Así como las nubes viajeras se reflejan a la hora del crepúsculo en las serenas aguas de un lago, del mismo modo en aquel semblante todo bondad se reflejaban todos los sentimientos, todas las ideas, aun las más leves, aun las más fugaces, de los cuatro amigos de Tania. Ni siquiera se le ocurría pensar que también ella estaba acusada, que asimismo habían de juzgarla y que igualmente la ahorcarían. No le preocupaba gran cosa. En su domicilio fue precisamente donde habían sido hallados las armas y los explosivos, y, aunque parezca raro, ella misma fue quien recibió a tiros a la policía e hirió a un agente en la cabeza.
A las ocho de la noche terminó la sesión. Musia y Serguéi seguían mirando al cielo, que poco a poco iba obscureciéndose. No tenía ese tinte rosado, esa luminosidad sonriente, de los atardeceres estivales; habíase tornado de repente hosco y ceñudo, nuboso y lóbrego, como cielo de invierno. Golovin lanzó un suspiro y miró de nuevo a través de la ventana. Mas ya nada se veía; era noche cerrada, una noche negra y helada. Entonces, el joven, sin dejar de acariciarse la incipiente barba, volvió los ojos, curiosos como los de un niño, hacia los jueces, y los fijó luego en los guardias que estaban allí custodiándolos, rígidos, con sus fusiles prevenidos. Miró, finalmente, a Tania y sus labios insinuaron una sonrisa. También Musia apartó la mirada del cielo cuando éste se obscureció, y la fijó en una telaraña. Así permaneció durante la lectura de la sentencia.
Cuando se hubo cumplido este requisito, los defensores de los condenados se despidieron de éstos, que no quisieron mirar los ojos, entre avergonzados y tristes, de los abogados. Al salir cambiaron algunas palabras.
—No es nada, Vasia —dijo Verner—; todo acabará pronto.
—Sí, amigo, todo —replicó Kashirin, sereno, casi alegre.
Había perdido su aspecto cadavérico, y su semblante se había coloreado levemente.
—¡Ah, diablos! ¡Al fin han conseguido hacernos ahorcar! —exclamó el candoroso Golovin.
—¡Bah! —contestó Verner—. Eso estaba descontado.
Tania quiso consolarlos, y les dijo:
—Mañana se ratificará la sentencia y nos encerrarán a todos juntos, y ya no nos separaremos hasta la hora de morir.
Musia callaba. Al fin echó a andar con decisión.
III ¡No tienen que ahorcarme!
Por el mismo tribunal que sentenció a los terroristas había sido condenado dos semanas antes un tal Iván Yanson a la última pena.
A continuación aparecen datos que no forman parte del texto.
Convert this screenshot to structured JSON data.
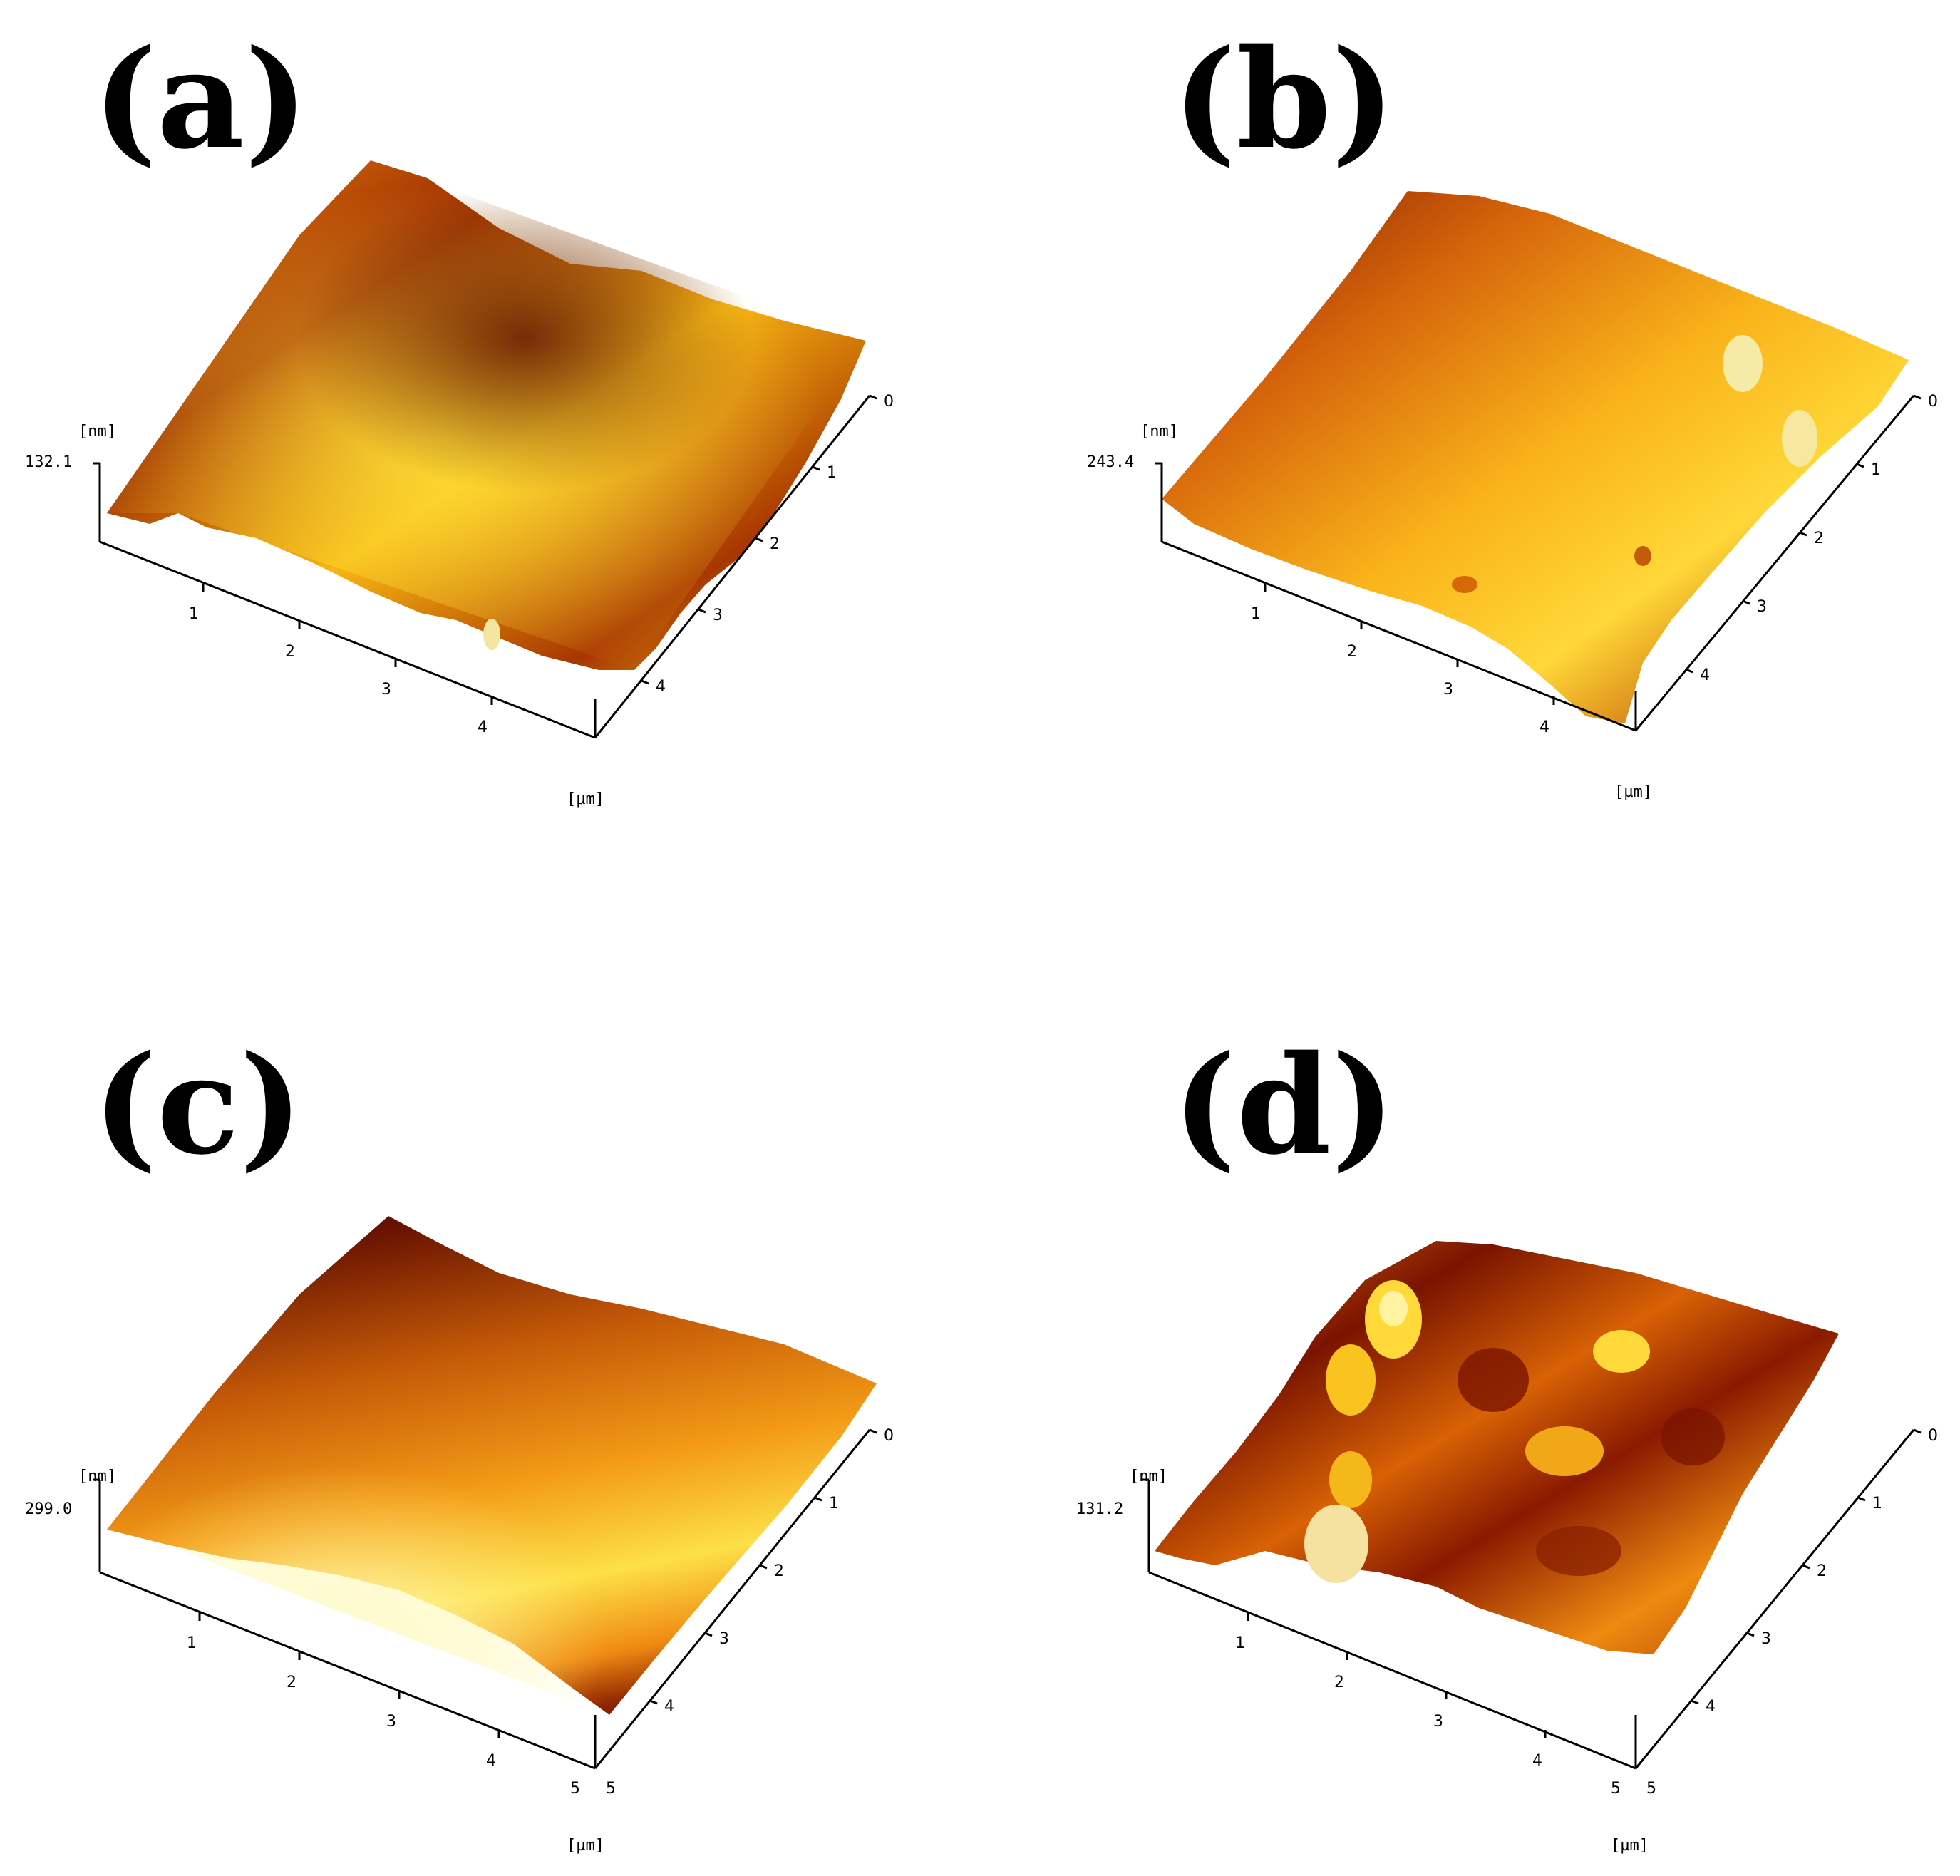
{
  "panels": [
    {
      "label": "(a)",
      "z_unit": "[nm]",
      "z_max": "132.1",
      "xy_unit": "[µm]",
      "x_ticks": [
        "1",
        "2",
        "3",
        "4"
      ],
      "y_ticks": [
        "0",
        "1",
        "2",
        "3",
        "4"
      ],
      "roughness": "high",
      "colors": {
        "dark": "#6a1200",
        "mid": "#d86a08",
        "light": "#ffd21a"
      }
    },
    {
      "label": "(b)",
      "z_unit": "[nm]",
      "z_max": "243.4",
      "xy_unit": "[µm]",
      "x_ticks": [
        "1",
        "2",
        "3",
        "4"
      ],
      "y_ticks": [
        "0",
        "1",
        "2",
        "3",
        "4"
      ],
      "roughness": "low",
      "colors": {
        "dark": "#6a1200",
        "mid": "#ee8a12",
        "light": "#ffe042"
      }
    },
    {
      "label": "(c)",
      "z_unit": "[nm]",
      "z_max": "299.0",
      "xy_unit": "[µm]",
      "x_ticks": [
        "1",
        "2",
        "3",
        "4",
        "5"
      ],
      "y_ticks": [
        "0",
        "1",
        "2",
        "3",
        "4",
        "5"
      ],
      "roughness": "very-low",
      "colors": {
        "dark": "#5a0800",
        "mid": "#e97a0a",
        "light": "#fff27a"
      }
    },
    {
      "label": "(d)",
      "z_unit": "[nm]",
      "z_max": "131.2",
      "xy_unit": "[µm]",
      "x_ticks": [
        "1",
        "2",
        "3",
        "4",
        "5"
      ],
      "y_ticks": [
        "0",
        "1",
        "2",
        "3",
        "4",
        "5"
      ],
      "roughness": "blobby",
      "colors": {
        "dark": "#5c0c00",
        "mid": "#d86205",
        "light": "#ffd83a"
      }
    }
  ]
}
Prestaba sus servicios este hombre como peón en casa de un rico labrador, y era uno de tantos jornaleros, sin nada que le distinguiese de los demás. Era estonio, de Vesenberg, y había pasado su vida de hacienda en hacienda, pero acercándose cada vez más a Petrogrado. Apenas conocía el ruso, y como quiera que en casa de Lásarev —que así se apellidaba su amo— no había ningún otro estonio, Yanson pasó los dos años que estuvo en aquella casa casi sin hablar.